I will deal with the amendment first and then respond to some of the points that Deputy Doherty made. The local property tax is an important part of our tax system, which has raised more than €6 billion in revenue since it was introduced in 2013. It has provided vital funding for our local government and local services. The Report of the Commission on Taxation and Welfare, published in 2022, acknowledged that local property tax is a broadly effective system that is well administered. The commission recommended that the current structure and broad features of the tax should remain. This includes keeping exemptions to a minimum and the continued use of regular revaluations. The report also noted that virtually all OECD countries levy some form of a property tax.

Property tax is considered economically efficient as it applies to an asset that is immovable. In contrast, taxes on income and business activities can have different effects on how people behave and what it can mean with regard to our economy. Importantly, local property tax also contributes to the broadening of our tax system, with approximately 2 million properties liable for local property tax, the majority of which are principal private residences. The tax therefore has a broad base, while exemptions are kept to a minimum. All property owners benefit from the essential local services local property tax helps to fund. These include a broad range of services in the public realm which benefit all members of society. Accordingly, it is equitable that the cost of providing the services should be shared by as broad a spectrum of owners as possible.

Revenue estimates that there are approximately 356,000 non-principal private residences nationally. To make up the estimated shortfall of €609 million would mean a non-principal private residence charge would need to be at the rate of €1,700 per property. Abolishing the local property tax and charging it only for non-principal private residences would mean revenue would have to be made up through other forms of taxation which could affect economic activity. Most notably, abolishing the tax for most owners while charging significantly a higher tax on a smaller group of property owners would considerably narrow the tax base and undermine the stability of this important source of local authority funding. For those reasons, I do not propose to accept the amendment.

To deal with the further points that have been made, I accept that a number of property owners will move in band but, from the modelling that my Department and Revenue have done, we estimate that 94% of people will remain within their existing band. We did a broad model. It is clear that the vast majority of people will remain in their current band. It is the case, to be clear, that even if you are in your current band, you will pay a higher rate of local property tax than there would have been before this revaluation took place. That will be an increase in somebody's local property tax of 5% or 6% compared with where it was before the revaluation occurred. To put that in context, if somebody is in band 4, he or she would see the property tax bill go up from €405 before this revaluation occurred to €428, a €23 increase. I know for many people a further €23 can be a difficult amount of money to find and it can be a large amount of money, with many of the different changes that are going on, but it is tax that we ask people to pay once across the year. All of the revenue that is being collected here is going to pay for public services.

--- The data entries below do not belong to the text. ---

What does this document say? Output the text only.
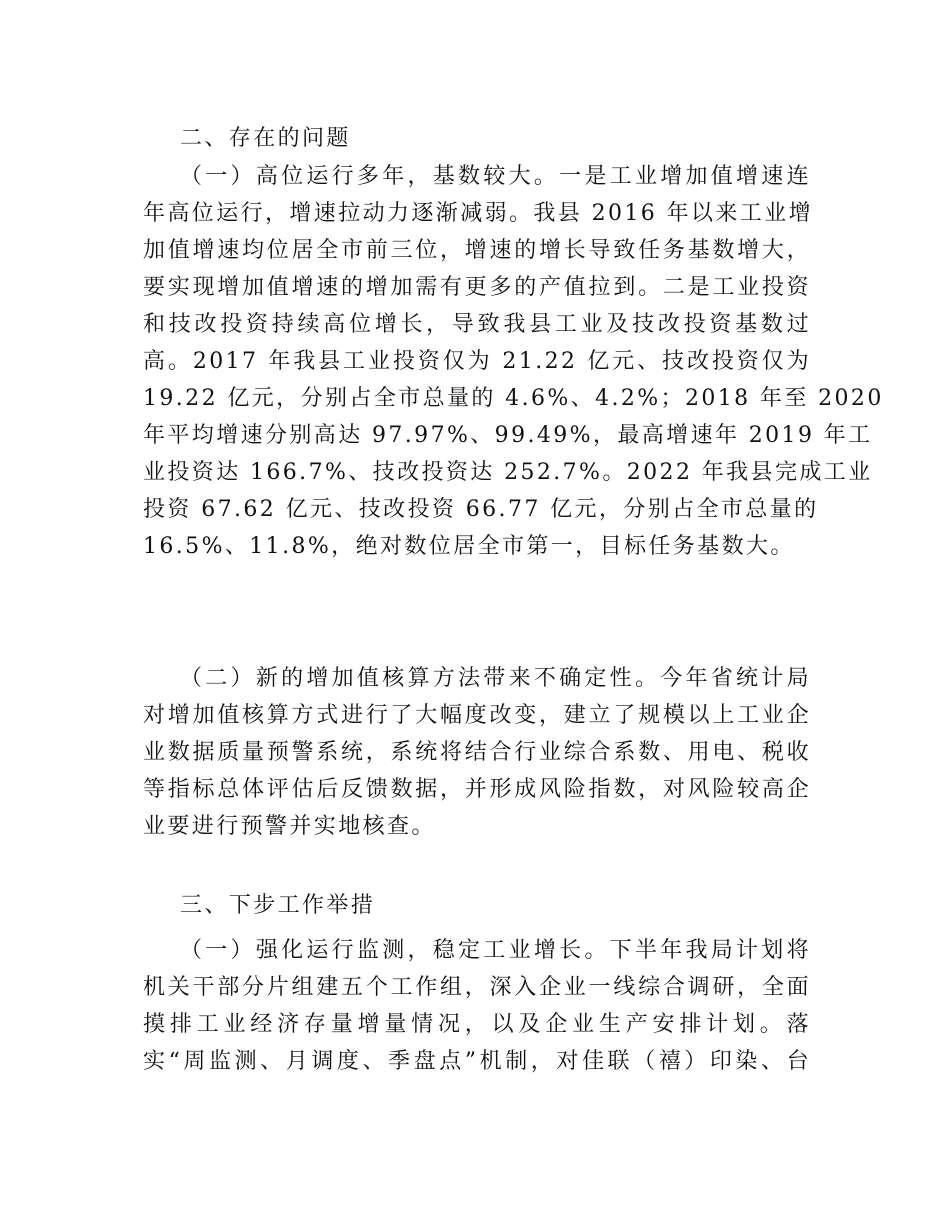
二、存在的问题
（一）高位运行多年，基数较大。一是工业增加值增速连
年高位运行，增速拉动力逐渐减弱。我县 2016 年以来工业增
加值增速均位居全市前三位，增速的增长导致任务基数增大，
要实现增加值增速的增加需有更多的产值拉到。二是工业投资
和技改投资持续高位增长，导致我县工业及技改投资基数过
高。2017 年我县工业投资仅为 21.22 亿元、技改投资仅为
19.22 亿元，分别占全市总量的 4.6%、4.2%；2018 年至 2020
年平均增速分别高达 97.97%、99.49%，最高增速年 2019 年工
业投资达 166.7%、技改投资达 252.7%。2022 年我县完成工业
投资 67.62 亿元、技改投资 66.77 亿元，分别占全市总量的
16.5%、11.8%，绝对数位居全市第一，目标任务基数大。
（二）新的增加值核算方法带来不确定性。今年省统计局
对增加值核算方式进行了大幅度改变，建立了规模以上工业企
业数据质量预警系统，系统将结合行业综合系数、用电、税收
等指标总体评估后反馈数据，并形成风险指数，对风险较高企
业要进行预警并实地核查。
三、下步工作举措
（一）强化运行监测，稳定工业增长。下半年我局计划将
机关干部分片组建五个工作组，深入企业一线综合调研，全面
摸排工业经济存量增量情况，以及企业生产安排计划。落
实“周监测、月调度、季盘点”机制，对佳联（禧）印染、台
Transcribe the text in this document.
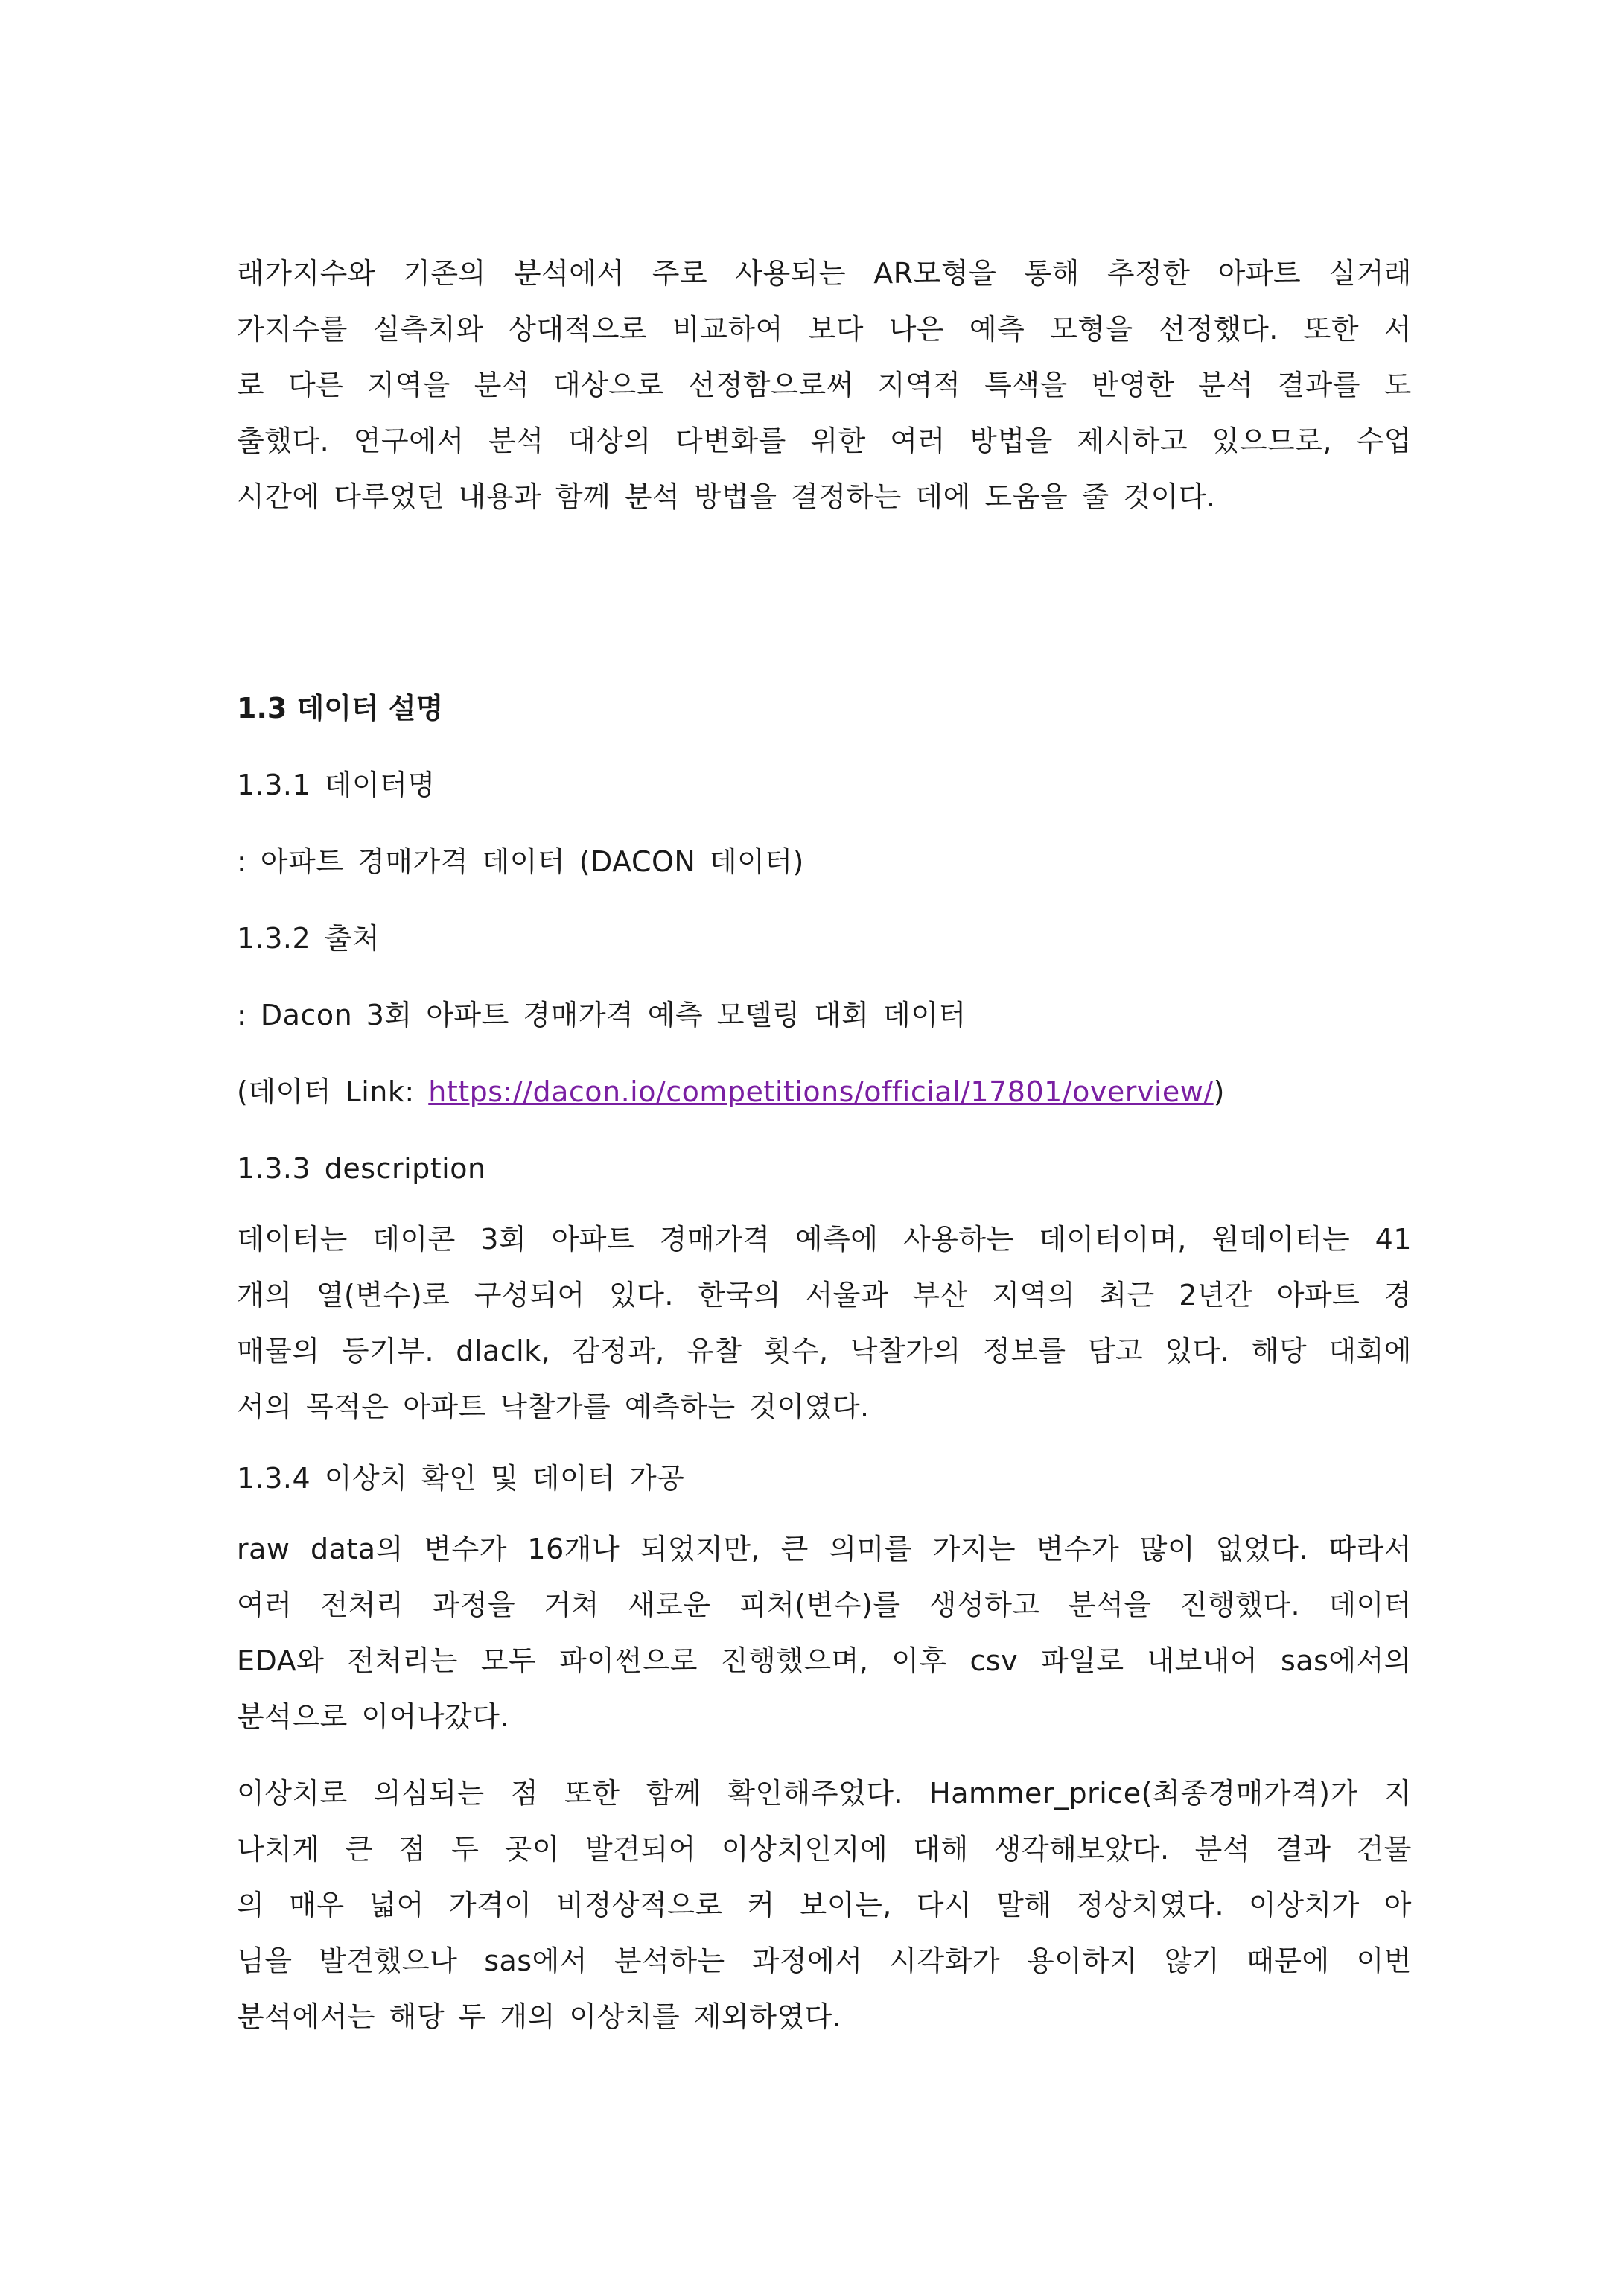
래가지수와 기존의 분석에서 주로 사용되는 AR모형을 통해 추정한 아파트 실거래
가지수를 실측치와 상대적으로 비교하여 보다 나은 예측 모형을 선정했다. 또한 서
로 다른 지역을 분석 대상으로 선정함으로써 지역적 특색을 반영한 분석 결과를 도
출했다. 연구에서 분석 대상의 다변화를 위한 여러 방법을 제시하고 있으므로, 수업
시간에 다루었던 내용과 함께 분석 방법을 결정하는 데에 도움을 줄 것이다.

1.3 데이터 설명

1.3.1 데이터명

: 아파트 경매가격 데이터 (DACON 데이터)

1.3.2 출처

: Dacon 3회 아파트 경매가격 예측 모델링 대회 데이터

(데이터 Link: https://dacon.io/competitions/official/17801/overview/)

1.3.3 description

데이터는 데이콘 3회 아파트 경매가격 예측에 사용하는 데이터이며, 원데이터는 41
개의 열(변수)로 구성되어 있다. 한국의 서울과 부산 지역의 최근 2년간 아파트 경
매물의 등기부. dlaclk, 감정과, 유찰 횟수, 낙찰가의 정보를 담고 있다. 해당 대회에
서의 목적은 아파트 낙찰가를 예측하는 것이였다.

1.3.4 이상치 확인 및 데이터 가공

raw data의 변수가 16개나 되었지만, 큰 의미를 가지는 변수가 많이 없었다. 따라서
여러 전처리 과정을 거쳐 새로운 피처(변수)를 생성하고 분석을 진행했다. 데이터
EDA와 전처리는 모두 파이썬으로 진행했으며, 이후 csv 파일로 내보내어 sas에서의
분석으로 이어나갔다.
이상치로 의심되는 점 또한 함께 확인해주었다. Hammer_price(최종경매가격)가 지
나치게 큰 점 두 곳이 발견되어 이상치인지에 대해 생각해보았다. 분석 결과 건물
의 매우 넓어 가격이 비정상적으로 커 보이는, 다시 말해 정상치였다. 이상치가 아
님을 발견했으나 sas에서 분석하는 과정에서 시각화가 용이하지 않기 때문에 이번
분석에서는 해당 두 개의 이상치를 제외하였다.
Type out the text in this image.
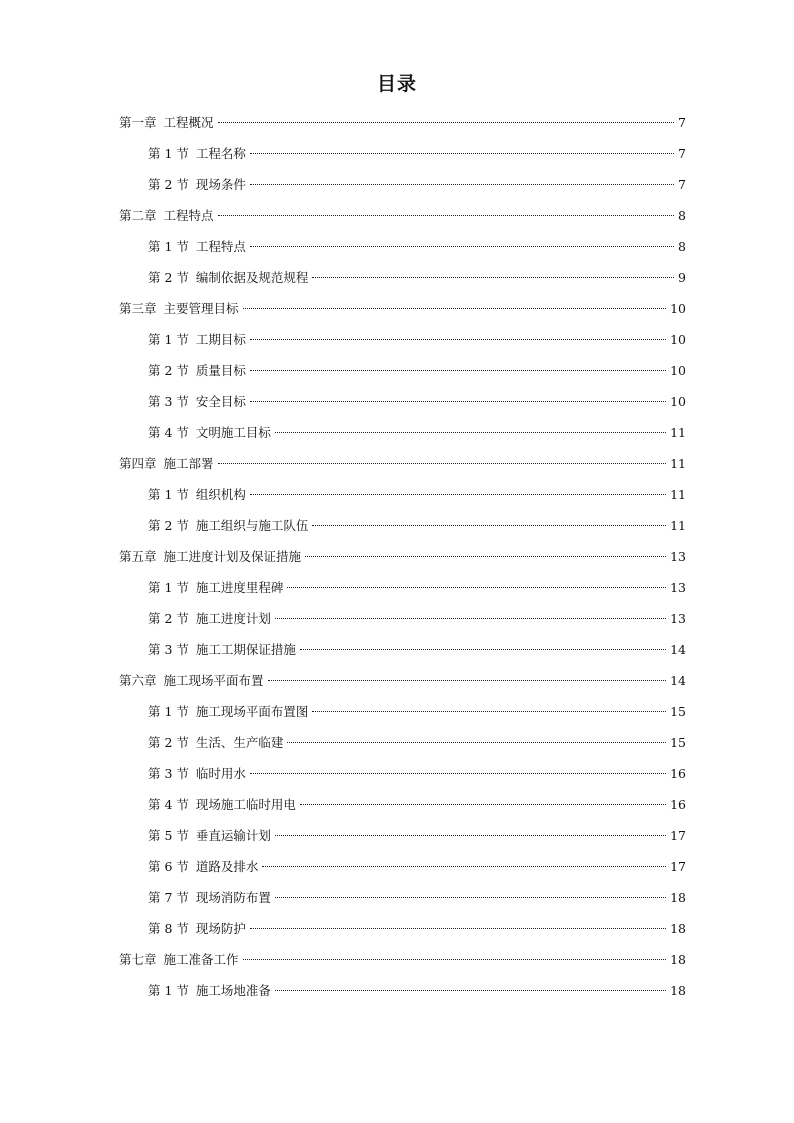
目录
第一章 工程概况	7
第 1 节 工程名称	7
第 2 节 现场条件	7
第二章 工程特点	8
第 1 节 工程特点	8
第 2 节 编制依据及规范规程	9
第三章 主要管理目标	10
第 1 节 工期目标	10
第 2 节 质量目标	10
第 3 节 安全目标	10
第 4 节 文明施工目标	11
第四章 施工部署	11
第 1 节 组织机构	11
第 2 节 施工组织与施工队伍	11
第五章 施工进度计划及保证措施	13
第 1 节 施工进度里程碑	13
第 2 节 施工进度计划	13
第 3 节 施工工期保证措施	14
第六章 施工现场平面布置	14
第 1 节 施工现场平面布置图	15
第 2 节 生活、生产临建	15
第 3 节 临时用水	16
第 4 节 现场施工临时用电	16
第 5 节 垂直运输计划	17
第 6 节 道路及排水	17
第 7 节 现场消防布置	18
第 8 节 现场防护	18
第七章 施工准备工作	18
第 1 节 施工场地准备	18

There is a constant demand from our country to see them improve and a constant demand in debates in this House to see those public services, particularly local ones, being delivered in a better way. If any future Government were to make a decision to abolish the local property tax, the question is where we would find the further €600 million to take the place of the local property tax revenue that is currently being brought in. Some €600 million is a lot of money to find and would mean choices regarding other things that should not be done, otherwise we would end up either with a smaller surplus or having to make decisions regarding funding public services elsewhere from corporate tax receipts, about which I heard much concern regarding future sustainability at the Committee on Budgetary Oversight yesterday. I accept that some property owners will move band. It is a minority of all who pay the local property tax. The majority of those who pay the local property tax will stay within the band. While that will still mean an increase for them, and I acknowledge that, for some, it will be tough to find that additional money, it is a tax that we ask people to pay once a year and all the money that is collected from this goes into public services, many of them on a local level.

For those, including Sinn Féin, whose view on the topic I respect, who want to abolish it, €600 million would need to be found. Every time I participate in debates on these kinds of issues in committees, I keep on hearing that we need to expand our tax base, not narrow it. For those reasons, the local property tax is an important tax to keep. Deputy Doherty is right that it is a political decision to vary it every five years. It has been deferred in the past, but the further you push out a revaluation of the local property tax, the more difficult that revaluation becomes when you get to doing it. I believe revaluing a tax like this every five years is the right frequency for changing a tax like this, which is still sensitive for so many people.